We ate ours in a slightly trashy and rather unItalian way, in the car on the 130km/hr superstrada from Bari to Ostuni, gushing in a not original way about Italian food.

The bread is focaccia barese – it uses a similar dough to pizza, and like many Mediterranean flatbreads is derived from the flatbreads of the Ancient Greeks [for whom southern Italian provinces were part of Magna Graecia] with oil, salt and herbs.

Focaccia barese has three classic toppings: potato and rosemary; tomato and olive; and herb. But most panificio (bakery) or focacceria offer an expanded range beyond these classics, including hams, cheeses and vegetables, and sometimes as fillings rather than toppings.

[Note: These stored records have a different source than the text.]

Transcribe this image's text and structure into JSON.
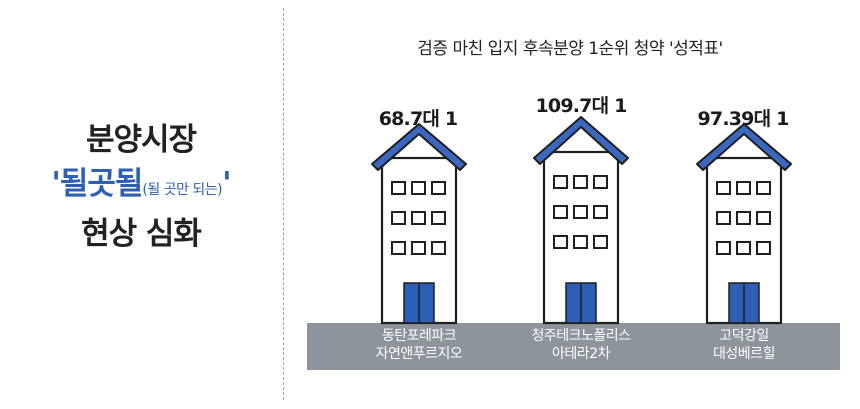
{
  "headline": {
    "line1": "분양시장",
    "line2_main": "'될곳될",
    "line2_note": "(될 곳만 되는)",
    "line2_close": "'",
    "line3": "현상 심화"
  },
  "chart_title": "검증 마친 입지 후속분양 1순위 청약 '성적표'",
  "colors": {
    "roof": "#3a68c0",
    "door": "#2f5fb5",
    "ground": "#8e949c",
    "accent": "#2f5fb5"
  },
  "chart_data": {
    "type": "table",
    "title": "검증 마친 입지 후속분양 1순위 청약 '성적표'",
    "items": [
      {
        "name_line1": "동탄포레파크",
        "name_line2": "자연앤푸르지오",
        "rate": "68.7대 1",
        "value": 68.7
      },
      {
        "name_line1": "청주테크노폴리스",
        "name_line2": "아테라2차",
        "rate": "109.7대 1",
        "value": 109.7
      },
      {
        "name_line1": "고덕강일",
        "name_line2": "대성베르힐",
        "rate": "97.39대 1",
        "value": 97.39
      }
    ]
  }
}
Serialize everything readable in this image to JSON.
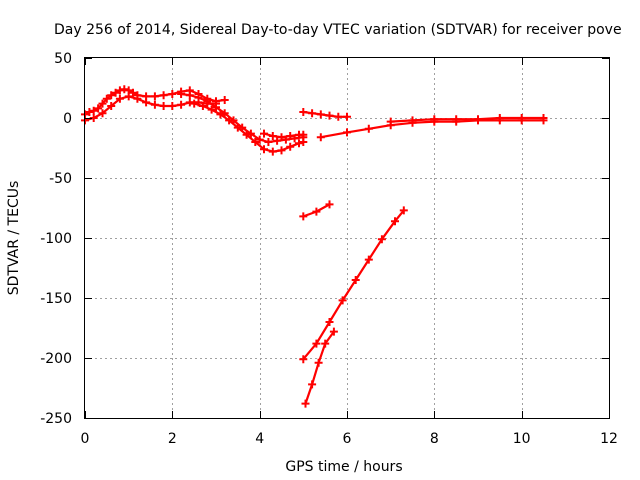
{
  "chart_data": {
    "type": "scatter",
    "title": "Day 256 of 2014, Sidereal Day-to-day VTEC variation (SDTVAR) for receiver pove",
    "xlabel": "GPS time / hours",
    "ylabel": "SDTVAR / TECUs",
    "xlim": [
      0,
      12
    ],
    "ylim": [
      -250,
      50
    ],
    "x_ticks": [
      "0",
      "2",
      "4",
      "6",
      "8",
      "10",
      "12"
    ],
    "y_ticks": [
      "50",
      "0",
      "-50",
      "-100",
      "-150",
      "-200",
      "-250"
    ],
    "grid": true,
    "marker": "+",
    "colors": {
      "series": "#ff0000"
    },
    "series": [
      {
        "x": [
          0.0,
          0.1,
          0.2,
          0.3,
          0.4,
          0.5,
          0.6,
          0.7,
          0.8,
          0.9,
          1.0,
          1.1,
          1.2,
          1.4,
          1.6,
          1.8,
          2.0,
          2.2,
          2.4,
          2.6,
          2.8,
          3.0,
          3.2
        ],
        "y": [
          3,
          5,
          6,
          8,
          12,
          16,
          19,
          21,
          23,
          24,
          23,
          21,
          19,
          18,
          18,
          19,
          20,
          22,
          23,
          20,
          16,
          14,
          15
        ]
      },
      {
        "x": [
          0.0,
          0.2,
          0.4,
          0.6,
          0.8,
          1.0,
          1.2,
          1.4,
          1.6,
          1.8,
          2.0,
          2.2,
          2.4,
          2.6,
          2.8,
          3.0
        ],
        "y": [
          -2,
          0,
          4,
          10,
          16,
          18,
          16,
          13,
          11,
          10,
          10,
          11,
          13,
          13,
          12,
          12
        ]
      },
      {
        "x": [
          2.2,
          2.4,
          2.6,
          2.8,
          3.0,
          3.2,
          3.4,
          3.6,
          3.8,
          4.0,
          4.2,
          4.4,
          4.6,
          4.8,
          5.0
        ],
        "y": [
          20,
          19,
          17,
          14,
          9,
          4,
          -2,
          -8,
          -13,
          -18,
          -20,
          -19,
          -18,
          -17,
          -16
        ]
      },
      {
        "x": [
          2.5,
          2.7,
          2.9,
          3.1,
          3.3,
          3.5,
          3.7,
          3.9,
          4.1,
          4.3,
          4.5,
          4.7,
          4.9,
          5.0
        ],
        "y": [
          12,
          10,
          7,
          3,
          -2,
          -8,
          -14,
          -20,
          -26,
          -28,
          -27,
          -24,
          -21,
          -20
        ]
      },
      {
        "x": [
          4.1,
          4.3,
          4.5,
          4.7,
          4.9,
          5.0
        ],
        "y": [
          -13,
          -15,
          -16,
          -15,
          -14,
          -14
        ]
      },
      {
        "x": [
          5.0,
          5.2,
          5.4,
          5.6,
          5.8,
          6.0
        ],
        "y": [
          5,
          4,
          3,
          2,
          1,
          1
        ]
      },
      {
        "x": [
          5.4,
          6.0,
          6.5,
          7.0,
          7.5,
          8.0,
          8.5,
          9.0,
          9.5,
          10.0,
          10.5
        ],
        "y": [
          -16,
          -12,
          -9,
          -6,
          -4,
          -3,
          -3,
          -2,
          -2,
          -2,
          -2
        ]
      },
      {
        "x": [
          7.0,
          7.5,
          8.0,
          8.5,
          9.0,
          9.5,
          10.0,
          10.5
        ],
        "y": [
          -3,
          -2,
          -1,
          -1,
          -1,
          0,
          0,
          0
        ]
      },
      {
        "x": [
          5.0,
          5.3,
          5.6
        ],
        "y": [
          -82,
          -78,
          -72
        ]
      },
      {
        "x": [
          5.0,
          5.3,
          5.6,
          5.9,
          6.2,
          6.5,
          6.8,
          7.1,
          7.3
        ],
        "y": [
          -201,
          -188,
          -170,
          -152,
          -135,
          -118,
          -101,
          -86,
          -77
        ]
      },
      {
        "x": [
          5.05,
          5.2,
          5.35,
          5.5,
          5.7
        ],
        "y": [
          -238,
          -222,
          -204,
          -188,
          -178
        ]
      }
    ]
  }
}
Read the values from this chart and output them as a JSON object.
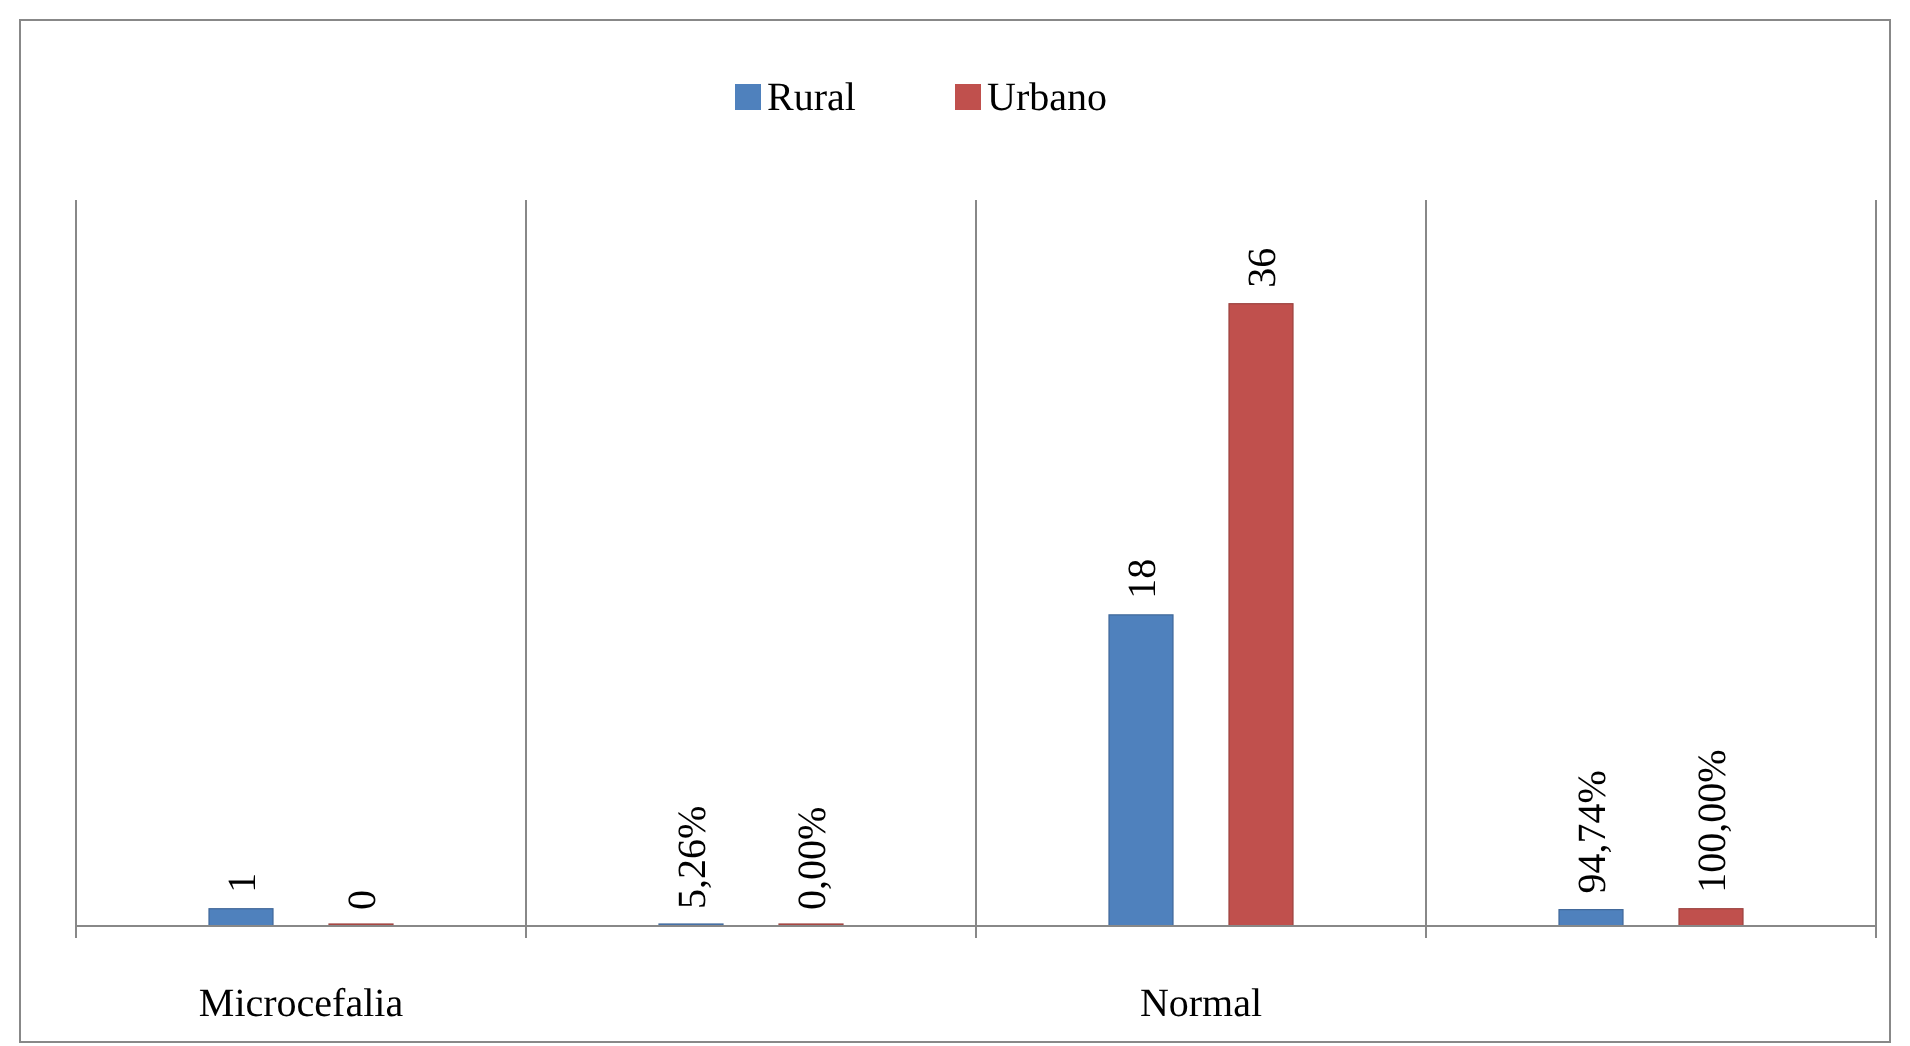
{
  "chart_data": {
    "type": "bar",
    "categories": [
      "Microcefalia",
      null,
      "Normal",
      null
    ],
    "series": [
      {
        "name": "Rural",
        "color": "#4f81bd",
        "values": [
          1,
          0.0526,
          18,
          0.9474
        ],
        "value_labels": [
          "1",
          "5,26%",
          "18",
          "94,74%"
        ]
      },
      {
        "name": "Urbano",
        "color": "#c0504d",
        "values": [
          0,
          0,
          36,
          1
        ],
        "value_labels": [
          "0",
          "0,00%",
          "36",
          "100,00%"
        ]
      }
    ],
    "ylim": [
      0,
      42
    ],
    "tick_labels": "x",
    "grid": "x",
    "legend": "top"
  }
}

That dockside sample was a perfectly good introduction to focaccia barese but was soon displaced by more interesting toppings.

My favourite places (both in Ostuni) were:

A topping of grilled aubergine and peppers made a more complete lunch.

A slice of a rectangular traybake version with sweet roast onions embedded in the rich bread was more in like a moist apple cake in texture than a bread, falling apart with silky onions.

Focaccia in Puglia tends to be eaten in the morning or for a light lunch. Different flavours are brought out throughout the morning so you may not see the full complement on a single visit. Focaccia is also often served by pizzerias – focaccia during the day and pizza at night.